The Cherry Hill campus, the site of the former Providence Hospital, is east of the Seattle University campus in the Squire Park neighborhood. Single-family homes are to the south and east of the site. The area north of the site is zoned for low-rise multifamily housing.
The campus stretches from East Cherry to East Jefferson streets, 15th Avenue on the west to 18th Avenue on the east, as well as the western half of the block between 18th and 19th avenues.
Sixty percent of the campus is owned by Swedish Health Services. The rest is owned by Tukwila-based Sabey, a data-center company to which Swedish sold property it now leases back.
The original expansion proposal was revised a dozen times, mostly at the behest of a citizens-advisory group that met three dozen times starting in 2012.
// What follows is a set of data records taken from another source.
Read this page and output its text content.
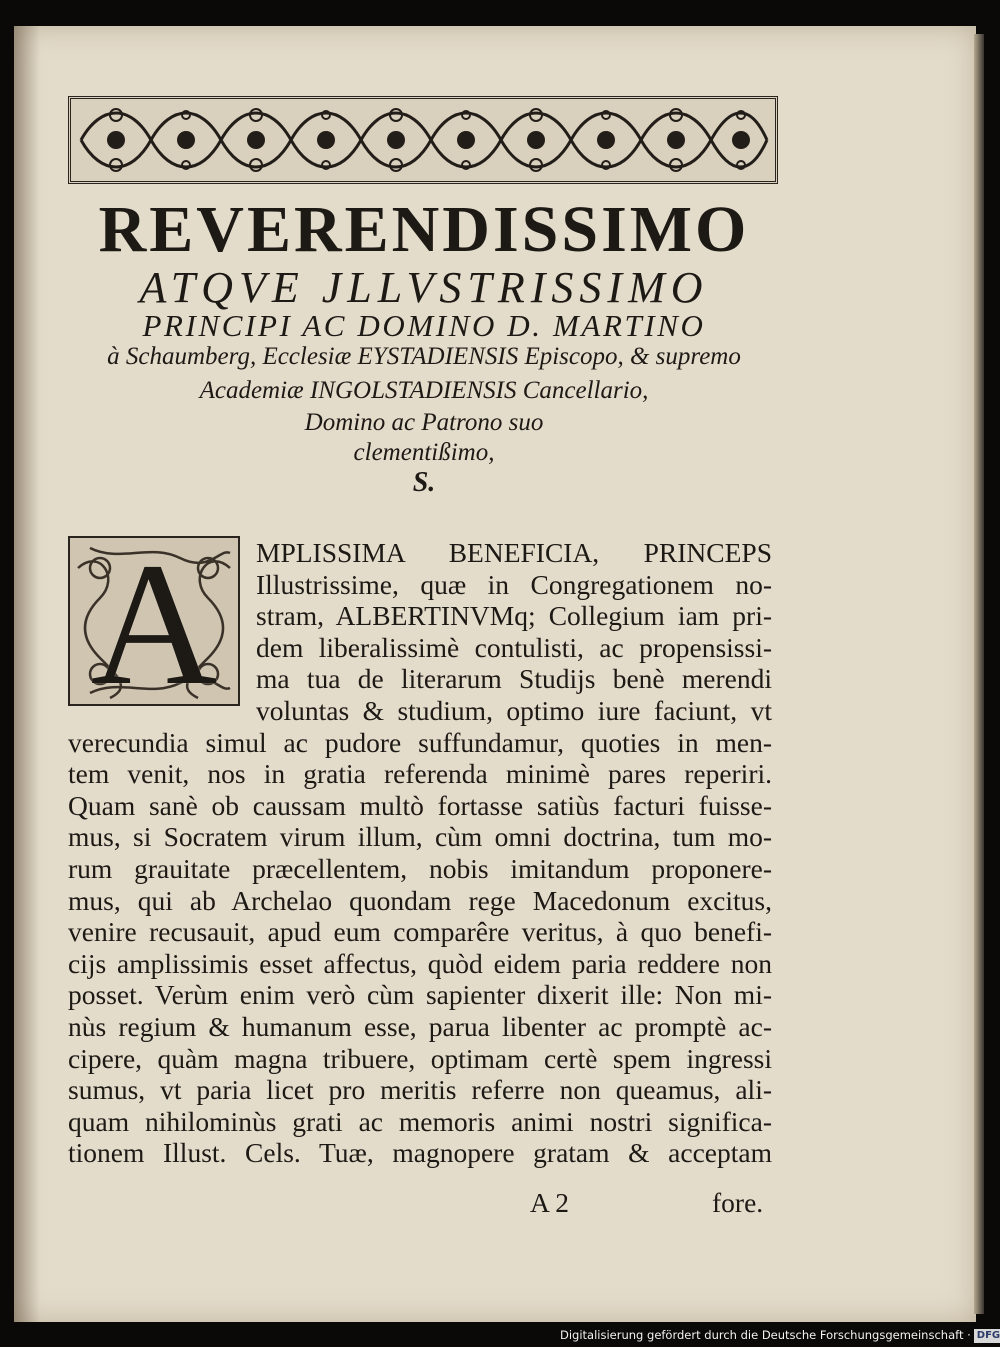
REVERENDISSIMO
ATQVE JLLVSTRISSIMO
PRINCIPI AC DOMINO D. MARTINO
à Schaumberg, Ecclesiæ EYSTADIENSIS Episcopo, & supremo
Academiæ INGOLSTADIENSIS Cancellario,
Domino ac Patrono suo
clementißimo,
S.
A	MPLISSIMA BENEFICIA, PRINCEPS

Illustrissime, quæ in Congregationem no-

stram, ALBERTINVMq; Collegium iam pri-

dem liberalissimè contulisti, ac propensissi-

ma tua de literarum Studijs benè merendi

voluntas & studium, optimo iure faciunt, vt

verecundia simul ac pudore suffundamur, quoties in men-

tem venit, nos in gratia referenda minimè pares reperiri.

Quam sanè ob caussam multò fortasse satiùs facturi fuisse-

mus, si Socratem virum illum, cùm omni doctrina, tum mo-

rum grauitate præcellentem, nobis imitandum proponere-

mus, qui ab Archelao quondam rege Macedonum excitus,

venire recusauit, apud eum comparêre veritus, à quo benefi-

cijs amplissimis esset affectus, quòd eidem paria reddere non

posset. Verùm enim verò cùm sapienter dixerit ille: Non mi-

nùs regium & humanum esse, parua libenter ac promptè ac-

cipere, quàm magna tribuere, optimam certè spem ingressi

sumus, vt paria licet pro meritis referre non queamus, ali-

quam nihilominùs grati ac memoris animi nostri significa-

tionem Illust. Cels. Tuæ, magnopere gratam & acceptam

A 2	fore.
Digitalisierung gefördert durch die Deutsche Forschungsgemeinschaft · DFG
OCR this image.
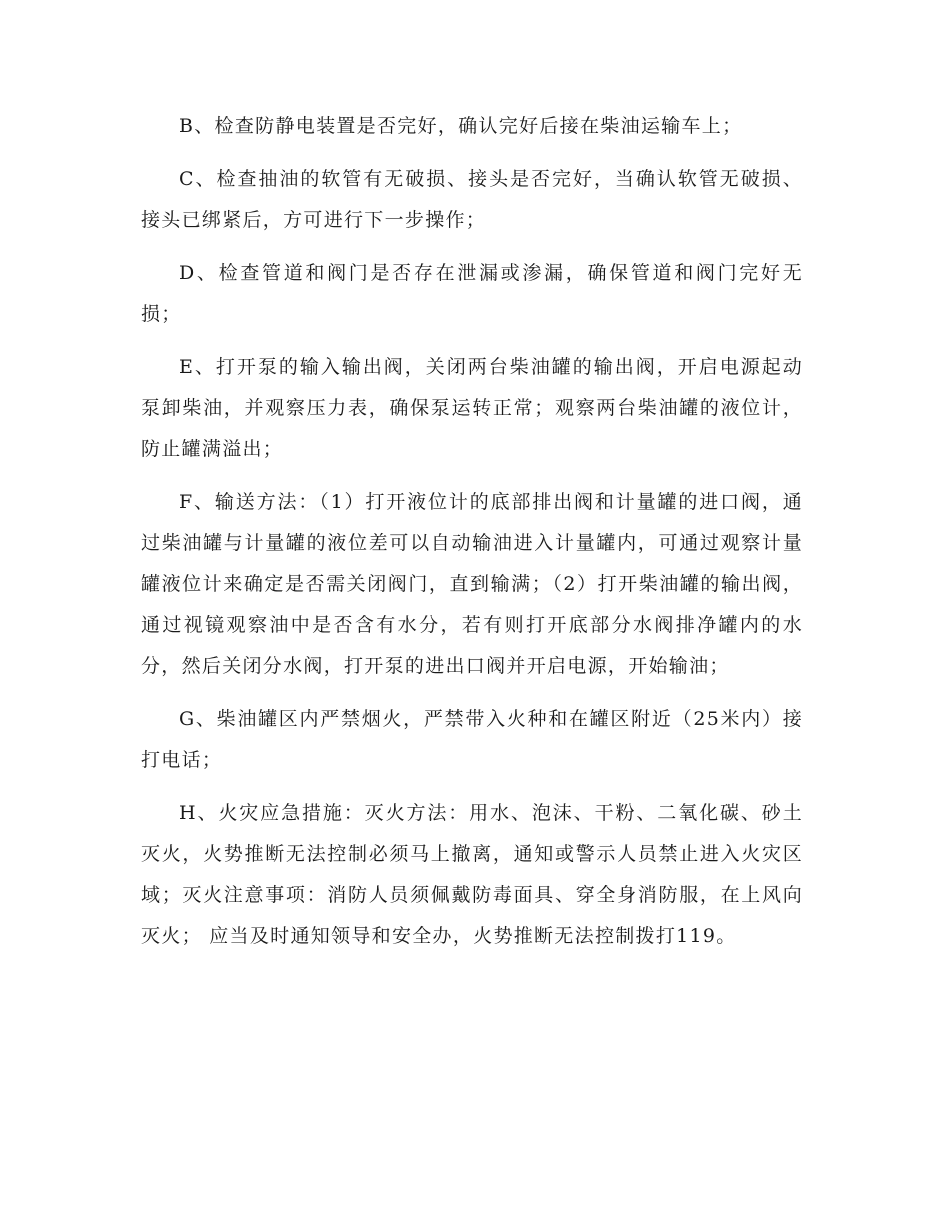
B、检查防静电装置是否完好，确认完好后接在柴油运输车上；

C、检查抽油的软管有无破损、接头是否完好，当确认软管无破损、接头已绑紧后，方可进行下一步操作；

D、检查管道和阀门是否存在泄漏或渗漏，确保管道和阀门完好无损；

E、打开泵的输入输出阀，关闭两台柴油罐的输出阀，开启电源起动泵卸柴油，并观察压力表，确保泵运转正常；观察两台柴油罐的液位计，防止罐满溢出；

F、输送方法：（1）打开液位计的底部排出阀和计量罐的进口阀，通过柴油罐与计量罐的液位差可以自动输油进入计量罐内，可通过观察计量罐液位计来确定是否需关闭阀门，直到输满；（2）打开柴油罐的输出阀，通过视镜观察油中是否含有水分，若有则打开底部分水阀排净罐内的水分，然后关闭分水阀，打开泵的进出口阀并开启电源，开始输油；

G、柴油罐区内严禁烟火，严禁带入火种和在罐区附近（25米内）接打电话；

H、火灾应急措施：灭火方法：用水、泡沫、干粉、二氧化碳、砂土灭火，火势推断无法控制必须马上撤离，通知或警示人员禁止进入火灾区域；灭火注意事项：消防人员须佩戴防毒面具、穿全身消防服，在上风向灭火； 应当及时通知领导和安全办，火势推断无法控制拨打119。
“I think that overall, the entire process has been frustrating on everybody’s part,” said Dylan Glosecki, 33, who has lived on 19th Avenue since 2012.
Nevertheless, Glosecki said he’s among neighbors who think the amended project should move forward.
One key issue has been traffic generated by Swedish, which has a single-occupancy vehicle rate of 57 percent. Swedish will have to reduce that to 32 percent by the time the buildout is complete, council committee members agreed.
That will be a tough goal, Cosentino said. Swedish has about 1,300 employees, and that number could grow by about 1,000 with the expansion. Swedish plans to survey employees about commute habits this month, then begin several efforts to reduce traffic, he said.
“We need to prove that we’re making substantial progress before we pursue a building permit and well before we put a shovel to dirt,” Cosentino said.
Neighbors characterized the long process as contentious. Cosentino said most of the objections were raised by a “very vocal and persistent minority.”
He pointed to a poll last year conducted by an independent firm that surveyed more than 600 Seattle residents, including 200 in the Squire Park neighborhood. The poll found that 75 percent of respondents supported the expansion, including about 63 percent of those in Squire Park, he said. Thirteen percent were strongly opposed.
But Paton said that during more than three dozen community meetings, all of which allowed public testimony, the sentiment was solidly against the scope of the expansion.
“Not once did anyone who lived anywhere around the Cherry Hill campus speak in favor of the process,” he said. “Not once.”